ATLANTA (AP) - United Parcel Service is still struggling to regain its business three weeks after a strike crippled the shipping giant. But the company said so many part-timers found other jobs that it won't follow through on a layoff threat and has actually begun hiring nationwide.
The Atlanta-based company estimated that its business has fallen off by up to 6 percent, thanks mostly to midsize businesses that took their packages elsewhere during the 15-day strike by the Teamsters union.
But UPS won't be laying off the 13,000 to 17,000 workers such a decline normally would require because 15,000 part-time workers didn't return after the strike and because businesses have begun to boost shipments for the holidays.
"This isn't like a single-quarter phenomenon. We have lost business," UPS spokesman Norman Black said Tuesday.
UPS' pickups have averaged between 11.8 million and 12 million a day. That's down from the 12.5 to 12.7 million packages a day last September, Black said.
"The one thing the strike did was undermine the confidence these businesses had," he said. "They are back to shipping a lot of volume. But at the same time they are saying, `I can't take a chance. I need to diversify my shipping."'
Adding to the company's post-strike adjustment problems are reports of turmoil between Teamsters employees and management at its distribution centers in Chicago and Ontario, Calif.

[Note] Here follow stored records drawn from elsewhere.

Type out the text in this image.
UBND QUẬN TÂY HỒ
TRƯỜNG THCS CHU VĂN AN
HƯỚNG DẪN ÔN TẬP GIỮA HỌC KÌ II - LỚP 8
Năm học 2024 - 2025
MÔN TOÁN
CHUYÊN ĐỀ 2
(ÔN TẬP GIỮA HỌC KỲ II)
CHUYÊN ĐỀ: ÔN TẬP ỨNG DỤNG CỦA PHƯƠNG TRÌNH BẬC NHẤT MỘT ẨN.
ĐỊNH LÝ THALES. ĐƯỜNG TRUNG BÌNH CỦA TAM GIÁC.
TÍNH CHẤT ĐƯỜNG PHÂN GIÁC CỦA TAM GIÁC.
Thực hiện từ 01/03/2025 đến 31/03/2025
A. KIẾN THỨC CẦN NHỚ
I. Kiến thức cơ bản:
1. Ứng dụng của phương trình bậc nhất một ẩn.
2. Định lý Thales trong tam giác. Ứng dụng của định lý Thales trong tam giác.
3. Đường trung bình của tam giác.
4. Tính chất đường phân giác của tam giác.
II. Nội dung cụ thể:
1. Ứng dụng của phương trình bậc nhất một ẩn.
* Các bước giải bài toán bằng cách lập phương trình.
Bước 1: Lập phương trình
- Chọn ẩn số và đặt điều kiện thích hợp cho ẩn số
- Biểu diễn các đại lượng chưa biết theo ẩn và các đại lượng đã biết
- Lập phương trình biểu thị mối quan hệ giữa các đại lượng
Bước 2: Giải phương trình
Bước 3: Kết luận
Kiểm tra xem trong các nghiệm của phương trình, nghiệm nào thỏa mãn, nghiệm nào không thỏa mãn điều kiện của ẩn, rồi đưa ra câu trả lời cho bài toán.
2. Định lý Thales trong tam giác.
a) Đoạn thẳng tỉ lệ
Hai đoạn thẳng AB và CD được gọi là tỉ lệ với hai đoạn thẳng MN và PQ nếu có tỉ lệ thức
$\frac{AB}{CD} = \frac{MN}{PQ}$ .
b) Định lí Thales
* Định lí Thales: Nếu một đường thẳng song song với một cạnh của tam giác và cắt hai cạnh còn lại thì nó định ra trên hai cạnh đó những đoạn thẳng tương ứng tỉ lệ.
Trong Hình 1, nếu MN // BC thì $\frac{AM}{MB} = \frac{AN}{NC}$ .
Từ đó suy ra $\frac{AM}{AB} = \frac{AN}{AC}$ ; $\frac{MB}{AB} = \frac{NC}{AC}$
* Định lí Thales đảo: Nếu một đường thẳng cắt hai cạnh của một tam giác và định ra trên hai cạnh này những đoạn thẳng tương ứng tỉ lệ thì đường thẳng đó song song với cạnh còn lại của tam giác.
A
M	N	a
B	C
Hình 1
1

Jerald Zero, spokesman for Local 705 in Chicago, said UPS was refusing to deduct more than $350,000 in local union dues until a contract was signed.
UPS spokesman Bob Godlewski said that without a valid contract, the company did not have the authority to deduct union dues from employee pay checks.
"It seems to be much ado about nothing," said Godlewski, who suggested the issue might be resolved by signing an extension agreement to bridge the gap between the old and new contracts.
In Ontario, union officials have filed complaints of mistreatment and harassment by management in the wake of the strike.
"We've had serious problems in many locations, not just those two," said Rand Wilson, a spokesman for Teamsters International in Washington.
Wilson said hundreds of employees have reported being harassed and excessively disciplined for minor infractions because they honored the picket line.
"I don't know what they are talking about," Black said, adding that UPS' labor relations board is reviewing the conduct of 40 to 50 employees for allegedly violent behavior during the strike.
"These are instances were people were assaulted, shot at or stabbed with an ice pick," he said.
Upheaval at UPS is the last thing its customers want to hear about.
"I figure we've just survived the worst disaster UPS has ever been through. So we can probably get through the rest of this if we have to," said Jack Carlin, spokesman for United Design, a Noble, Okla.-based manufacturer of ceramic figurines.
But the company has asked for bids from FedEx and the U.S. Postal Service, he said.
Retail giants Lands End and J.C. Penney, which has a 5-year, $1 million contract with UPS, now offer their customers a choice of shippers. But both said that, in spite of the problems, UPS was the preferred choice because of its delivery span and cost.